Il y a quelques jours, je suis tombée sur un article intitulé « Culture & gaming : un nouveau pacte pour moderniser les musées marocains », annonçantune convention entre la Fondation Nationale des Musées et la Fédération Royale Marocaine des Jeux Électroniques pour introduire le jeu vidéo au cœur des musées et rendre les visites plus interactives pour les jeunes. Sur le papier, c’est une bonne nouvelle ; le patrimoine commence enfin à dialoguer avec l’univers numérique.
Mais en lisant cet article, une autre image m’est revenue, un rêve que j’ai toujours eu ; une caravane qui traverse le Maroc, de ville en village, pour faire dessiner les enfants. Pas des écrans, pas des casques de VR. Juste des feuilles, des crayons, du temps et une présence. Je suis convaincue que l’art et la culture, avant d’être des “contenus”, sont d’abord des expériences qui éveillent l’esprit, ouvrent des espaces intérieurs, fabriquent de la confiance en soi.Rendre l’art et la culture accessible pour tout le monde.
Avant les réseaux sociaux, nous avions déjà, dans presque chaque quartier, dans les petit et les grands villages, un “réseau social” bien réel : les maisons de jeunes. Ces lieux publics où l’on poussait une porte pour trouver un club de théâtre, une chorale, un atelier de dessin, un tournoi d’échecs ou un match de foot. Un endroit où l’on pouvait exister autrement que comme “bon élève” ou “mauvais élève”. Beaucoup de ces espaces se sont éteints, abîmés par le manque de moyens, de vision et parfois de considération.
L’accord entre musées et gaming arrive dans ce contexte. Il peut être lu comme un simple gadget marketing ; encore des consoles, encore des écrans, ou comme un signe d’écoute.On reconnaît enfin que pour toucher les jeunes, il faut partir de leurs codes, de leurs pratiques, de leurs imaginaires. Le jeu vidéo n’est plus seulement un “danger” à réguler, mais un langage culturel qui peut dialoguer avec la peinture, la sculpture, la photographie.
La vraie question, maintenant, c’est : que faisons-nous de cette rencontre entre culture et technologie ?
On peut se contenter d’ajouter quelques consoles dans les musées des grandes villes et se féliciter d’être “modernes”. Ou bien on peut aller plus loin ; utiliser la technologie pour rapprocher l’art de celles et ceux qui n’y auront jamais accès physiquement.
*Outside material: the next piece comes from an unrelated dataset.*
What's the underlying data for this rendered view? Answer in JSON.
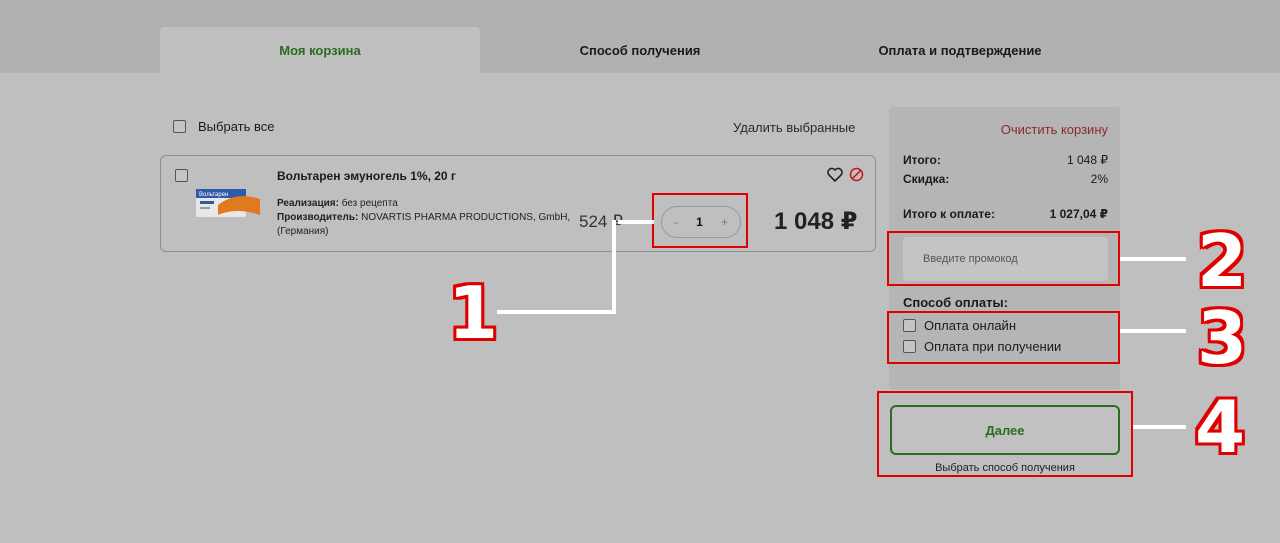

Concrètement, cela veut dire imaginer des visites virtuelles pensées pour les écoles rurales, pour les maisons de jeunes, pour les associations de quartier. Pas seulement des visites en 3D cachées dans un site web, mais des formats simples, courts, en Darija ou en Tamazight, qui peuvent circuler sur WhatsApp, être projetés sur un mur blanc, servir de point de départ à un atelier de dessin ou de théâtre. Cela veut dire créer des “mini-musées mobiles” ; une valise avec un vidéoprojecteur, quelques vidéos préchargées, du matériel artistique, que l’on emmène dans un douar comme on emmènerait une séance de cinéma en plein air.
C’est là que mon rêve de caravane rejoint la modernisation numérique des musées. On pourrait imaginer une tournée qui, à chaque étape, propose deux gestes simples. D’abord, faire découvrir une œuvre, un artiste, un objet du patrimoine à travers un support numérique accessible ; ensuite, inviter les enfants à créer à partir de ce qu’ils viennent de voir – dessiner, raconter, inventer une histoire. Le numérique comme clé d’entrée, l’art comme espace d’appropriation.
Aujourd’hui, remercier la GenZce n’est pas seulement les applaudir pour contribuer à faire réouvrir des maisons de jeunes. C’est reconnaître qu’ils nous obligent à revoir notre façon de penser la culture ; moins comme un patrimoine à protéger “d’en haut”, plus comme un terrain de jeu commun à investir “avec eux”. Les musées qui s’ouvrent au gaming, les maisons de jeunes qui ressuscitent, les caravanes d’art qui sillonnent le pays, tout cela peut raconter la même histoire ; celle d’un Maroc où la culture ne serait plus un privilège, mais une infrastructure essentielle, au même titre que l’eau, l’électricité ou l’internet.
À condition, bien sûr, que la technologie reste un moyen, pas une fin. Un écran ne remplacera jamais un regard, une console ne remplacera jamais une rencontre. Mais entre de bonnes mains, et avec une vision claire, elle peut élargir le cercle, tendre la main à celles et ceux que la culture a longtemps laissés au bord de la route. Et c’est peut-être là que tout commence vraiment.